Le projet R2D2 se concentre dans un premier temps sur la régulation des ravageurs des cultures de colza (coléoptères), notamment grâce aux guêpes pondeuses parasitoïdes. Nicolas Cerutti affirme qu’il est possible d’observer des taux de parasitisme (efficacité de régulation grâce aux auxiliaires parasitoïdes) qui montent jusque 90% lorsque le paysage fonctionne bien et que l’on est en équilibre d’un point de vue écosystémique. Aujourd’hui sur le terrain, Mr Cerutti ne peut que déplorer un taux de parasitisme avoisinant les 0%. Cela s’explique entre autre par l’application des produits phytosanitaires qui ne permettent pas le développement de la faune auxiliaire. Le contexte pédoclimatique et les sécheresses de plus en plus fréquentes sont aussi des facteurs explicatifs de la faible présence de ces auxiliaires. Aujourd’hui, alors que l’on s’aperçoit que les ravageurs deviennent de plus en plus résistants à ces produits, il est important de miser sur l’action des auxiliaires en inversant la tendance. Les objectifs du projet sont d’améliorer les performances des cultures de colza tout en réduisant l’usage des insecticides (jusqu’à 0 IFT) et des herbicides (jusqu’à 1 IFT). Un IFT est un Indicateur de Fréquence de Traitement phytosanitaires.
En vue d’atteindre ses objectifs, une stratégie holistiques jouant sur plusieurs leviers agricoles doit être réfléchie. A contrario d’une simple utilisation de produits phytosanitaires, développer une telle stratégie nécessite des connaissance agronomiques poussées de l’ensemble de la part de l’ensemble de l’écosystème agricole. Trois axes de travail sont développés par le projet R2D2 à cet effet.
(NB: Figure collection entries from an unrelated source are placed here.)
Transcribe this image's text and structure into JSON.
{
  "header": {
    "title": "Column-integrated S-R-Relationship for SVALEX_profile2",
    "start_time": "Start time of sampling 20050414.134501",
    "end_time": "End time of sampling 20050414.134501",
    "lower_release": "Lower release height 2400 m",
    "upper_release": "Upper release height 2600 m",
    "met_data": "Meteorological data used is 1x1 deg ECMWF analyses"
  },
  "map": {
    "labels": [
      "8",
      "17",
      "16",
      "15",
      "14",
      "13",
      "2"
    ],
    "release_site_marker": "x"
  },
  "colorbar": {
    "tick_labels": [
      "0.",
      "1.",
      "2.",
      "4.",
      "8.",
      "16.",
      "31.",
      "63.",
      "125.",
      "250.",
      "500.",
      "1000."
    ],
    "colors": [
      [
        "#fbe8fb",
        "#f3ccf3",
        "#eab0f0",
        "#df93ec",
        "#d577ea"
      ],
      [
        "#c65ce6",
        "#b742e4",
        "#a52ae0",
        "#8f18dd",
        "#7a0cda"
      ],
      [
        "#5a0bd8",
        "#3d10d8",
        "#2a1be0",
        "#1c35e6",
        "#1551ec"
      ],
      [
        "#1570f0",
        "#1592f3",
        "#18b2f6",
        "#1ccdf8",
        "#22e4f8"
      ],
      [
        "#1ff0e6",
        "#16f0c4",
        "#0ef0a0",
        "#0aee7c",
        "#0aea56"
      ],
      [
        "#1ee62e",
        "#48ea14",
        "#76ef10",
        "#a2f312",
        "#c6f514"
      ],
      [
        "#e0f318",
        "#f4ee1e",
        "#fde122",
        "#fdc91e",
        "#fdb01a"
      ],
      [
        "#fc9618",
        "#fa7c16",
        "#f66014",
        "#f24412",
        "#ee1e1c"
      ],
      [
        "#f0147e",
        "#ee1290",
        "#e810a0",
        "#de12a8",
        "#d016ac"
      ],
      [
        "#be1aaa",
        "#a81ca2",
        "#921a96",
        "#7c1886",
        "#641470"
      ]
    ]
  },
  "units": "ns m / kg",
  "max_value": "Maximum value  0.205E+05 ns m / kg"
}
- Le premier axe consiste à jouer sur la robustesse des cultures. Il est par exemple intéressant d’adapter la date des semis afin que ces derniers puissent lever dans les meilleures conditions (en prévision d’une pluie). La nutrition des plantes est aussi un facteur important qui permet à ces dernières de mieux se défendre en cas d’attaque des ravageurs. Ensuite, les associations des cultures avec des légumineuses gélives (qui meurent suite au gel en hiver) augmentent la robustesse de la culture principale en permettant une meilleure exploitation racinaire et en brouillant les pistes des ravageurs qui ont alors plus de difficultés à identifier la plante à attaquer. L’association du colza avec la féverole en est un bon exemple. Enfin, une structure du sol adéquate permet un meilleur enracinement et ainsi une meilleure exploitation des horizons par la culture.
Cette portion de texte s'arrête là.